2017-04-05 05:43:00 | 画材、技法、芸術論、美術書全般、美術番組
 写真家アンリ・カルティエ・ブレッソンの代表作、それが「サン・ラザール駅裏」です。

 ブレッソンには傑作が多数あるので、この作品を彼の最高傑作と言い切るにはちょっと抵抗もありますが、私はこの写真に惚れ込んでおり、私にとっては最高傑作です。

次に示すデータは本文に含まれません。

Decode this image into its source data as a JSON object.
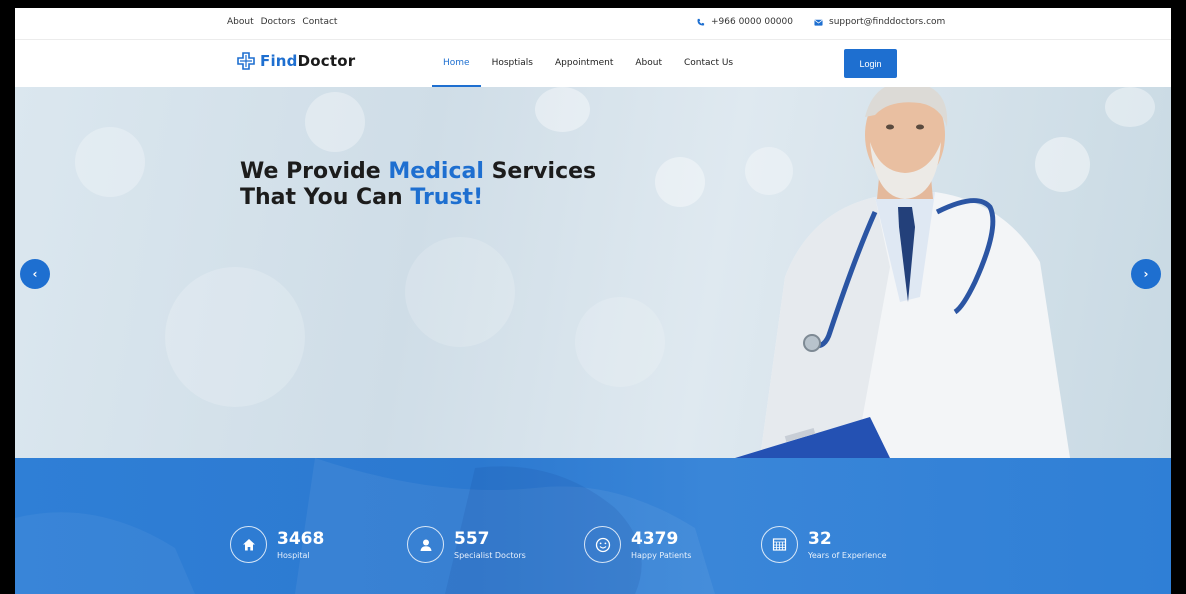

 彼の写真は何というか世界の秘密を垣間見せてくれるという感じなのです。まるで西洋絵画の古典のように厳密な構図の彼の写真は、現実世界をただ写真に収めただけなのです。つまりこの世には、彼の写真に見るように、いや彼の写真が証明するように、非常に構築的、幾何学的な瞬間が無数にあり、それはカトリックや仏教の教えの通り、森羅万象は全て密接に関連しあっており、ひとつの大伽藍を構成していることを示していると言っていいかと思います。

 文学的に言うならば、この世界の狂気の瞬間を、ブレッソンは写真に収め、我々の前にまざまざと見せつけてくれるのです。私はただただ彼の写真を偏愛しているだけに過ぎませんが、感受性の強い人が彼の写真を見て、そこにこの世の空恐ろしさ、狂気を見て取っても不思議はないでしょう。見てはいけない瞬間を見てしまった恐怖とでも言った方がいいかもしれません。

 何も賢者は隠遁しているとは限りません。よく小説や映画などのフィクションでは賢者は人里離れたところで独りで暮らしていますが、アンリ・カルティエ・ブレッソンは大都会に住み、写真を使ってこの世の真実、秘密、謎を追究したのです。

 何の変哲もない日常にこの世の秘密が隠されている。そんなことを想起させてくれるのがブレッソンの写真なのです。

 蛇足)私は別にカトリックでもなければ、熱心な仏教徒でもありませんのであしからず。

 付)写真を載せられなくてすみません。「えーっ、ここまで書いておいて、ブレッソンの写真集を持ってないの?」という声が聞こえてきそうですが、そうなんですよ、持ってないんですよ。欲しいんですけど、安価で良いのがなくて。
 昔ブレッソンの展覧会が東京六本木の国立新美術館で開催されたときには行ったんですが、そのときの図録があまりよくなくて買わなかった。ほとんど図録目当てで行った展覧会だけに残念だったんですが、買っとけばよかったですかね。

 注)ネットで検索すればすぐに出てきますので、興味のある方は見てみてね。